Uncertainty over regulatory policies at the domestic level and a host of global issues have kept the gains in the market under check. Nandkumar Surti, MD & CEO, JP Morgan Asset Management India tells Vishal Chhabria that at the current levels, the markets are not richly valued given the fact that we are at the beginning of cyclical upturn that will see earnings growth and return ratios moving to a higher trajectory in the medium-term. Edited excerpts:
The monsoon session of parliament has been stormy in light of the scam and Lalitgate as well as opposition parties’ disagreement on GST and Land Bill issues. How do you see these and potential impact for markets?
We believe a stormy monsoon session of parliament is largely built into market expectations. So, the expectation of any meaningful legislative business is rather low. We therefore do not expect a large negative impact on the market.
What is the downside risk to markets if the key bills are not passed in the foreseeable future?
We do not expect significant downside to the market due to this issue.
The rain gods have not been kind enough this year. How will it reflect on the economy as a whole?
While there were big concerns on monsoon following the initial IMD estimates; the rainfall seems to be catching up. A clearer picture should be available only by the end of August. The area under cultivation which is significantly higher, compared to last year is a comforting factor at the moment. We believe the government is well prepared to deal with any deficiency in monsoon from food inflation perspective.
It is almost 15 months since the new government came to power but there's hardly any pick-up in the economy. What is your reading?
While the economy might not have picked up on an overall basis, we clearly see a few bright spots such as commercial vehicles and cars, and expect to see a recovery in other areas, too, over a period of time.
Many participants in the market expect earnings to rebound in the second half of FY16. Are you in the same boat and why?

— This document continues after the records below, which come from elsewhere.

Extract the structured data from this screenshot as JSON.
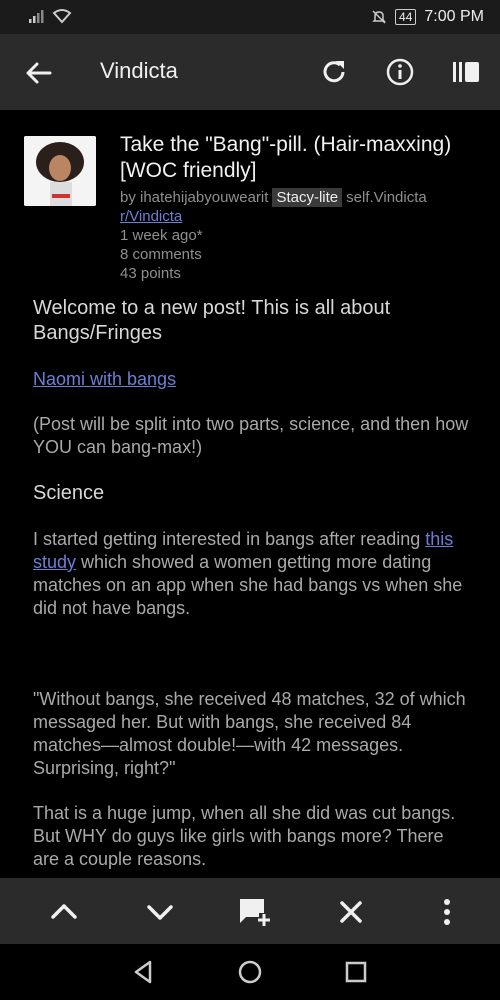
{
  "status": {
    "battery": "44",
    "time": "7:00 PM"
  },
  "appbar": {
    "title": "Vindicta"
  },
  "post": {
    "title": "Take the \"Bang\"-pill. (Hair-maxxing) [WOC friendly]",
    "by_text": "by ihatehijabyouwearit",
    "flair": "Stacy-lite",
    "domain": "self.Vindicta",
    "subreddit": "r/Vindicta",
    "age": "1 week ago*",
    "comments": "8 comments",
    "points": "43 points"
  },
  "body": {
    "heading1": "Welcome to a new post! This is all about Bangs/Fringes",
    "link1": "Naomi with bangs",
    "para1": "(Post will be split into two parts, science, and then how YOU can bang-max!)",
    "heading2": "Science",
    "para2_start": "I started getting interested in bangs after reading ",
    "para2_link": "this study",
    "para2_end": " which showed a women getting more dating matches on an app when she had bangs vs when she did not have bangs.",
    "quote": "\"Without bangs, she received 48 matches, 32 of which messaged her. But with bangs, she received 84 matches—almost double!—with 42 messages. Surprising, right?\"",
    "para3": "That is a huge jump, when all she did was cut bangs. But WHY do guys like girls with bangs more? There are a couple reasons."
  },
  "icons": [
    "signal-icon",
    "wifi-icon",
    "mute-icon",
    "battery-icon",
    "back-arrow-icon",
    "refresh-icon",
    "info-icon",
    "sidebar-icon",
    "chevron-up-icon",
    "chevron-down-icon",
    "add-comment-icon",
    "close-icon",
    "more-vert-icon",
    "nav-back-icon",
    "nav-home-icon",
    "nav-recents-icon"
  ]
}
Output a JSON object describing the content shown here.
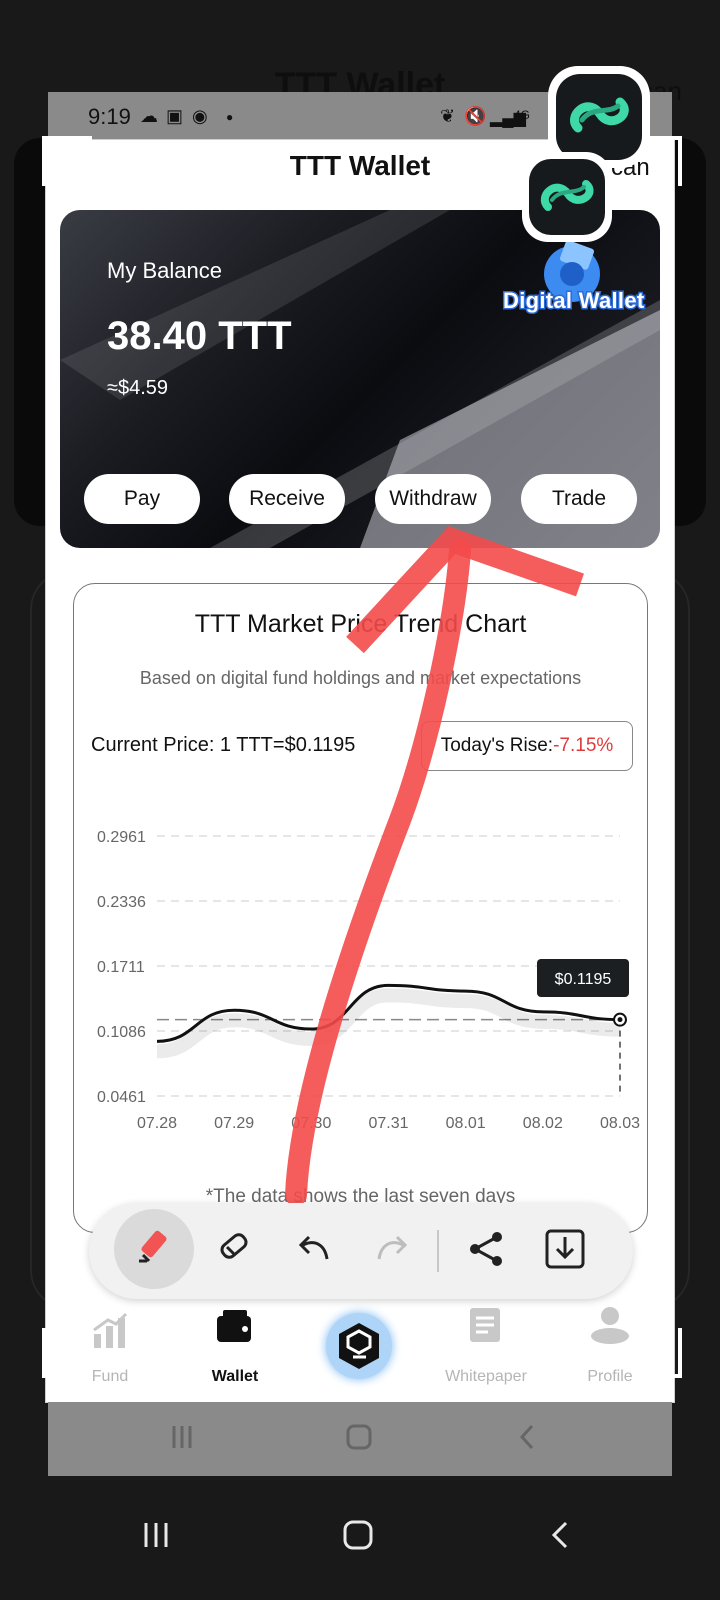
{
  "background": {
    "title": "TTT Wallet",
    "scan": "can"
  },
  "status_bar": {
    "time": "9:19",
    "network": "4G"
  },
  "header": {
    "title": "TTT Wallet",
    "scan_label": "can"
  },
  "balance": {
    "label": "My Balance",
    "amount": "38.40 TTT",
    "usd": "≈$4.59",
    "badge": "Digital Wallet"
  },
  "actions": [
    "Pay",
    "Receive",
    "Withdraw",
    "Trade"
  ],
  "chart_card": {
    "title": "TTT Market Price Trend Chart",
    "subtitle": "Based on digital fund holdings and market expectations",
    "current_price": "Current Price: 1 TTT=$0.1195",
    "rise_label": "Today's Rise:",
    "rise_value": "-7.15%",
    "footnote": "*The data shows the last seven days"
  },
  "chart_data": {
    "type": "line",
    "x": [
      "07.28",
      "07.29",
      "07.30",
      "07.31",
      "08.01",
      "08.02",
      "08.03"
    ],
    "y": [
      0.0986,
      0.1286,
      0.1105,
      0.1525,
      0.147,
      0.127,
      0.1195
    ],
    "yticks": [
      "0.2961",
      "0.2336",
      "0.1711",
      "0.1086",
      "0.0461"
    ],
    "ylim": [
      0.0461,
      0.2961
    ],
    "tooltip": "$0.1195",
    "reference_line": 0.1195,
    "grid": true,
    "title": "",
    "xlabel": "",
    "ylabel": ""
  },
  "toolbar": {
    "tools": [
      "highlighter-icon",
      "eraser-icon",
      "undo-icon",
      "redo-icon",
      "share-icon",
      "download-icon"
    ]
  },
  "nav": {
    "items": [
      {
        "label": "Fund",
        "icon": "chart-bars-icon"
      },
      {
        "label": "Wallet",
        "icon": "wallet-icon"
      },
      {
        "label": "",
        "icon": "center-logo-icon"
      },
      {
        "label": "Whitepaper",
        "icon": "document-icon"
      },
      {
        "label": "Profile",
        "icon": "person-icon"
      }
    ]
  },
  "colors": {
    "accent_red": "#f25454",
    "rise_red": "#e03a3a",
    "card_dark": "#0b0c10",
    "app_icon": "#3fd9a7"
  }
}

Yes, we expect the growth to start showing up in aggregate numbers, on the back of demand pick-up during the festival season and the favourable low base of last year.
Recently, some big names like TCS, Tech Mahindra and Sun Pharma have cautioned investors about their earnings outlook. Does that worry you and are there other potential candidates that could follow suit?
While some of the issues cited were company specific but a few were industry linked and might affect other companies in the sector as well.
The markets are at 17 times the FY16 estimated earnings. Aren't they richly valued? How do you see the trend in the next four or five months?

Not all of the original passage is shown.